Drie denktanks over toekomst EU: ‘Europa is een grote praatbarak geworden’
Trends selecteerde de beste artikels van 2017. Eén daarvan ging over de praatbarak die Europa volgens sommigen geworden is.
Dit artikel dateert van begin december 2017
Europa mag weer voorzichtig vooruit kijken. De populisten hebben de verkiezingen verloren, de economie groeit opnieuw, en met wat geluk brengt Duitsland een pro-Europese regering op de been. Als Europa zichzelf heruit wil vinden, dan lijkt het moment gekomen. Maar hoe doen we dat? Trends vroeg het aan drie denktanks.
“Het probleem van Europa? Ga naar een Europees evenement en kijk om je heen. Je ziet alleen maar 50- en 60-plussers,” zegt Karel Lannoo, directeur van de denktank CEPS (Centre for European Policy Studies). “Ik heb vijf kinderen, tussen 13 en 27 jaar oud. Geen enkele van de vijf volgt Europa. Het is gewoon hun wereld niet. Europa is an old boys network geworden. Dat is het probleem.”
Als de Europese Unie niet het wegwerpproduct van de komende generatie wil worden, dan is er werk aan de winkel.
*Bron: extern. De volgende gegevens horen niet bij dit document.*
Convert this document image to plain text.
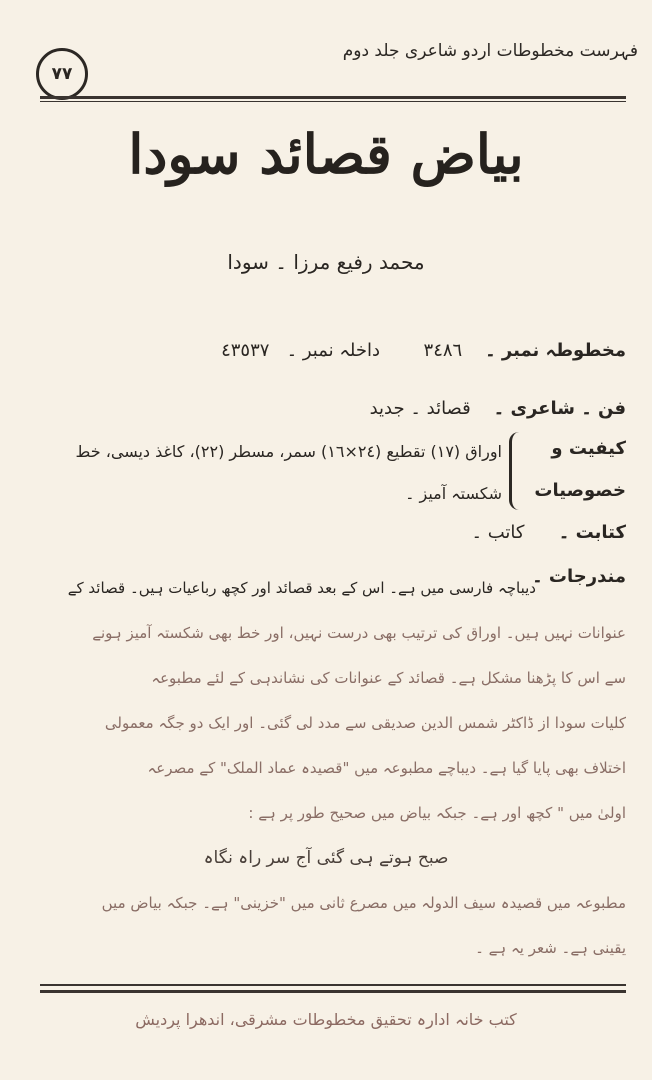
٧٧
فہرست مخطوطات اردو شاعری جلد دوم
بیاض قصائد سودا
محمد رفیع مرزا ۔ سودا
مخطوطہ نمبر ۔    ٣٤٨٦
داخلہ نمبر ۔   ٤٣٥٣٧
فن ۔ شاعری ۔    قصائد ۔ جدید
کیفیت و
خصوصیات
اوراق (١٧) تقطیع (٢٤×١٦) سمر، مسطر (٢٢)، کاغذ دیسی، خط
شکستہ آمیز ۔
کتابت ۔      کاتب ۔
مندرجات ۔
دیباچہ فارسی میں ہے۔ اس کے بعد قصائد اور کچھ رباعیات ہیں۔ قصائد کے
عنوانات نہیں ہیں۔ اوراق کی ترتیب بھی درست نہیں، اور خط بھی شکستہ آمیز ہونے
سے اس کا پڑھنا مشکل ہے۔ قصائد کے عنوانات کی نشاندہی کے لئے مطبوعہ
کلیات سودا از ڈاکٹر شمس الدین صدیقی سے مدد لی گئی۔ اور ایک دو جگہ معمولی
اختلاف بھی پایا گیا ہے۔ دیباچے مطبوعہ میں "قصیدہ عماد الملک" کے مصرعہ
اولیٰ میں " کچھ اور ہے۔ جبکہ بیاض میں صحیح طور پر ہے :
صبح ہوتے ہی گئی آج سر راہ نگاہ
مطبوعہ میں قصیدہ سیف الدولہ میں مصرع ثانی میں "خزینی" ہے۔ جبکہ بیاض میں
یقینی ہے۔ شعر یہ ہے ۔
کتب خانہ ادارہ تحقیق مخطوطات مشرقی، اندھرا پردیش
De tijd lijkt gunstig. De Europese economie draait weer. In kernlanden Duitsland, Frankrijk en Nederland hebben pro-Europese partijen de verkiezingen gewonnen. En brexit heeft de unie niet uiteen doen spatten.
Als Angela Merkel ook nog een pro-Europese coalitieregering op poten krijgt in Duitsland, staat alles klaar voor een make-over van de EU.
Maar hoe moet die eruit zien? Trends zette drie denktanks rond de tafel, elk met een eigen visie op Europa. Karel Lannoo kiest voor het ware, eengemaakte Europa. Maria Demertzis, onderdirecteur van Bruegel, is voorzichtiger, en begint liever met een betere coördinatie tussen de lidstaten. Voor Pieter Cleppe, directeur van Open Europe in Brussel, moeten de Europese ambities zich voornamelijk beperken tot goed werkende, eengemaakte markt.
De prioriteiten
Lannoo wil de hervorming beginnen met wat de burgers het belangrijkst vinden: samenwerking op vlak van veiligheid, defensie en migratie. “Als de lidstaten dat samen doen, kunnen ze met dezelfde budgetten veel meer realiseren. Maar de EU zit nog in het stenen tijdperk. In het Europese Defensiefonds zit vandaag 500 miljoen euro, niet eens de prijs van een gevechtsvliegtuig. Belachelijk.”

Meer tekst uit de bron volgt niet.